Глаша неприметно улыбнулась:
— Он очень добрый и ласковый со мной, мама. Хоть бы одно слово сказал в упрек! Он меня не обижает, жалеет…
— Слава богу… Он и раньше мене по сердцу был. Глядя на зятя, радовалась, что муж тебе достался хороший, самостоятельный. Только с твоим отцом они что-то не поладили. Отец-то твой, сама знаешь, характерный, хочет, чтоб все было по нему. Он и раньше трудный был, а нынче и вовсе с ума свихнулся, не подступиться к нему ни с какой стороны… Корит и бранит меня, будто еду я от него припрятываю. Господи, говорю, неужто думаешь, что я раздаю кому или торгую? Теперь всю еду под замком держит, зайдешь к нам домой, так даже сухой корочки на столе не увидишь… Приданое твое тоже под замок упрятал, пока, говорит, сама не вернется, ни единой тряпочки обратно не дам. Совсем ума лишился… Не отпускал меня к вам, я тайком пришла, потому и без гостинцев, с пустыми руками явилась, уж ты на меня, доченька, не обижайся за это…

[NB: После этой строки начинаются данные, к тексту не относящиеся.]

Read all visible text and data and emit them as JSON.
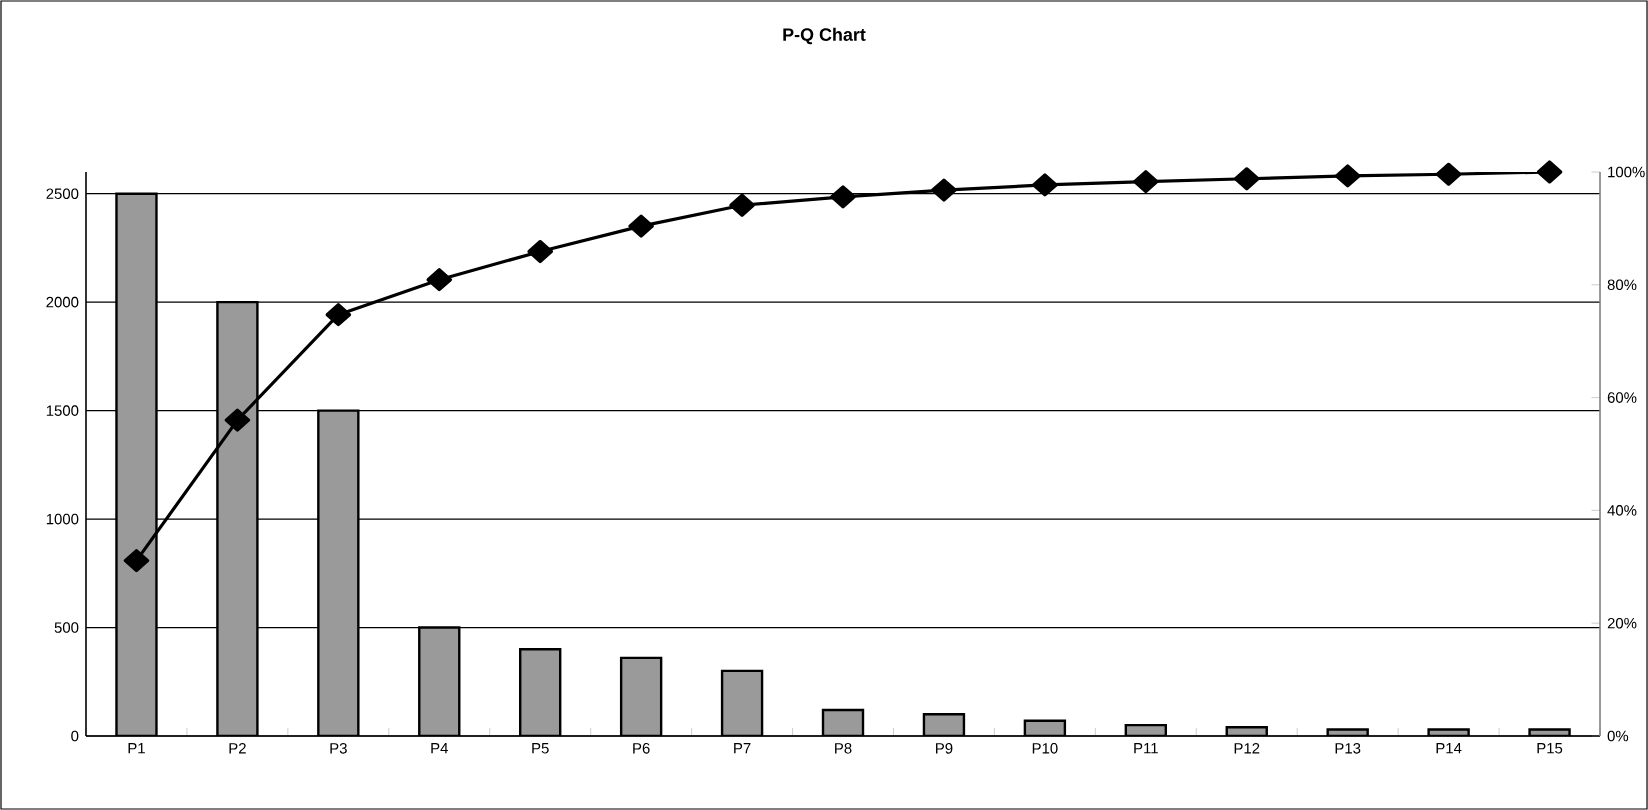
{
  "chart_data": {
    "type": "bar",
    "title": "P-Q Chart",
    "categories": [
      "P1",
      "P2",
      "P3",
      "P4",
      "P5",
      "P6",
      "P7",
      "P8",
      "P9",
      "P10",
      "P11",
      "P12",
      "P13",
      "P14",
      "P15"
    ],
    "series": [
      {
        "color": "#9a9a9a",
        "values": [
          2500,
          2000,
          1500,
          500,
          400,
          360,
          300,
          120,
          100,
          70,
          50,
          40,
          30,
          30,
          30
        ]
      },
      {
        "type": "line",
        "axis": "y2",
        "color": "#000000",
        "marker": "diamond",
        "values": [
          31.1,
          56.0,
          74.7,
          80.9,
          85.9,
          90.4,
          94.1,
          95.6,
          96.8,
          97.7,
          98.3,
          98.8,
          99.3,
          99.6,
          100
        ]
      }
    ],
    "ylim": [
      0,
      2600
    ],
    "yticks": [
      0,
      500,
      1000,
      1500,
      2000,
      2500
    ],
    "y2lim": [
      0,
      100
    ],
    "y2ticks": [
      {
        "value": 0,
        "label": "0%"
      },
      {
        "value": 20,
        "label": "20%"
      },
      {
        "value": 40,
        "label": "40%"
      },
      {
        "value": 60,
        "label": "60%"
      },
      {
        "value": 80,
        "label": "80%"
      },
      {
        "value": 100,
        "label": "100%"
      }
    ],
    "grid": "y"
  }
}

Воцарилось долгое молчание. Авдотья теребила пальцами невидимую ниточку, вздыхала о чем-то своем. Наконец она украдкой взглянула на дочь и нерешительно проговорила:
— Как же вы спите-то без перины, доченька? От людей неудобно, да и самим ведь неловко так… Может, поговоришь с отцом по-хорошему, сердце у него и отойдет? Поругать он поругает, да ведь ругань-то можно снести, перетерпеть, а без вещей как жить?
Глаша покачала головой:
— Нет, мама, не хочу из-за пуховой перины становиться перед ним на колени. Олексану, если узнает об этом, очень не понравится… Не любит он унижаться перед другими. Пусть уж отец, если желает, спит на моей перине или держит взаперти под замком, а с поклоном к нему не пойду! Хватит, один раз ошиблась! — Голос Глаши стал жестче, она нервным движением поправила волосы. — Теперь ругаю себя, что послушалась его, словно овечка на привязи, пошла за ним. А приданное… что ж, мы с Олексаном не безрукие, как-нибудь наживем.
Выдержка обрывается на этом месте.